Indonesian National Police spokesperson Maj. Gen. Anton Bahrul Alam holds up the photo of suspected suicide bomber who blew himself at a mosque inside a police compound in Cirebon, West Java, during a press conference at the main police hospital in Jakarta, April 16, 2011. — Photo by AP

JAKARTA: Indonesia's counter-terrorism police on Saturday arrested five people in connection with a suicide bombing of a mosque in April, a spokesman said.

Heru Komarudin, a 31-year-old man, was arrested by Detatchment 88, an elite counter-terrorism police unit, at a market in central Jakarta in the early hours of the morning, national police spokesman Anton Bachrul Alam said.

“We saw on his mobile phone he had been calling this one number a lot. We traced that number to a house in Bekasi (near Jakarta) and arrested two men and their wives,” Alam said without identifying the four.

“All five arrested today are being questioned by police.”
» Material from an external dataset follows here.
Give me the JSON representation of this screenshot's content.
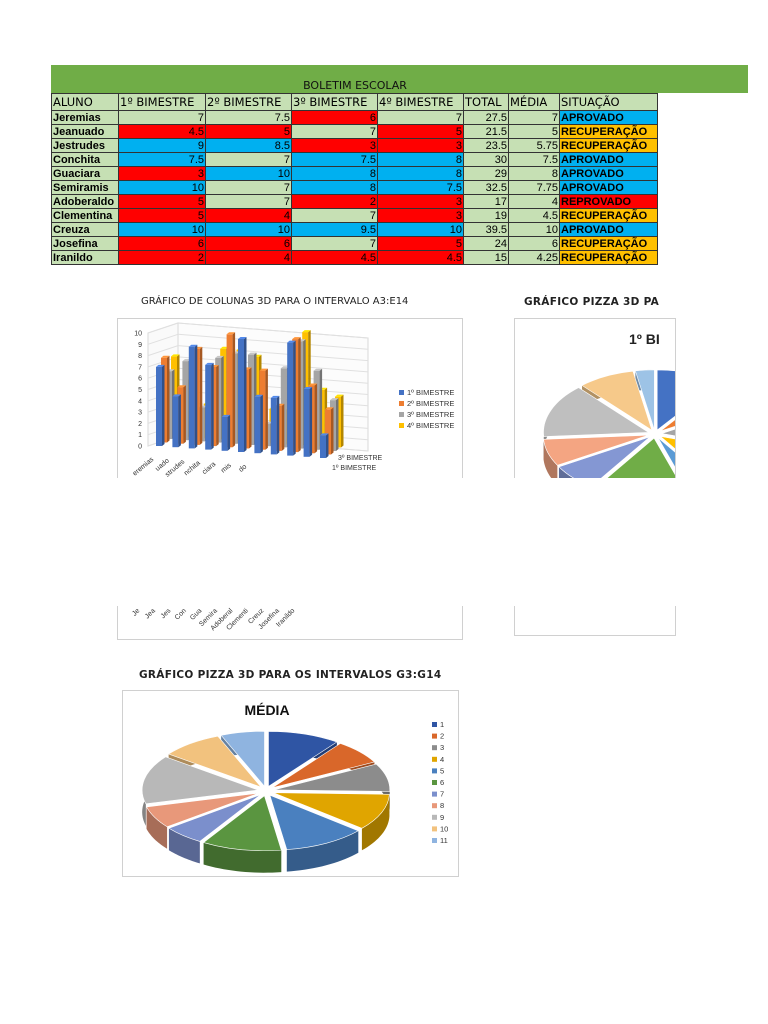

Komarudin was one of five suspects linked to the bombing in Cirebon, more than 200 kilometres east of Jakarta, which wounded dozens, six of them seriously.

On April 15, Mohammed Syarif, 32, detonated explosives strapped to his body at a mosque within a police station during a Friday prayer service.

The dozens wounded in the explosion — who were mostly policemen, including the Cirebon police chief — were found with nails, nuts and bolts lodged in their bodies.

Another suspect on the same wanted list, Achmad Yosepa Hayat, executed an almost identical attack on a packed church in Solo, a city in central Java, on September 25, injuring dozens of others with a similar explosive.

The Cirebon attack was the first suicide bombing inside a mosque in the world's largest Muslim-majority nation of 240 million people.

Beni Asri, another listed suspect, was arrested Monday, leaving two suspects at large.

The attack highlighted a shift from larger organised terror networks, which have been weakened by Detatchment 88's long bloody crackdown, to smaller connected terror cells that execute lower-impact attacks.

The attack also exposed Cirebon as a new hotbed for terrorism.

Indonesia has struggled to deal with the threat of home-grown militants who oppose the country's secular, democratic system and want to create a caliphate across much of Southeast Asia.

A series of bombings in the past decade have been blamed on regional terror network Jemaah Islamiyah, including the 2002 Bali bombings which killed 202 people.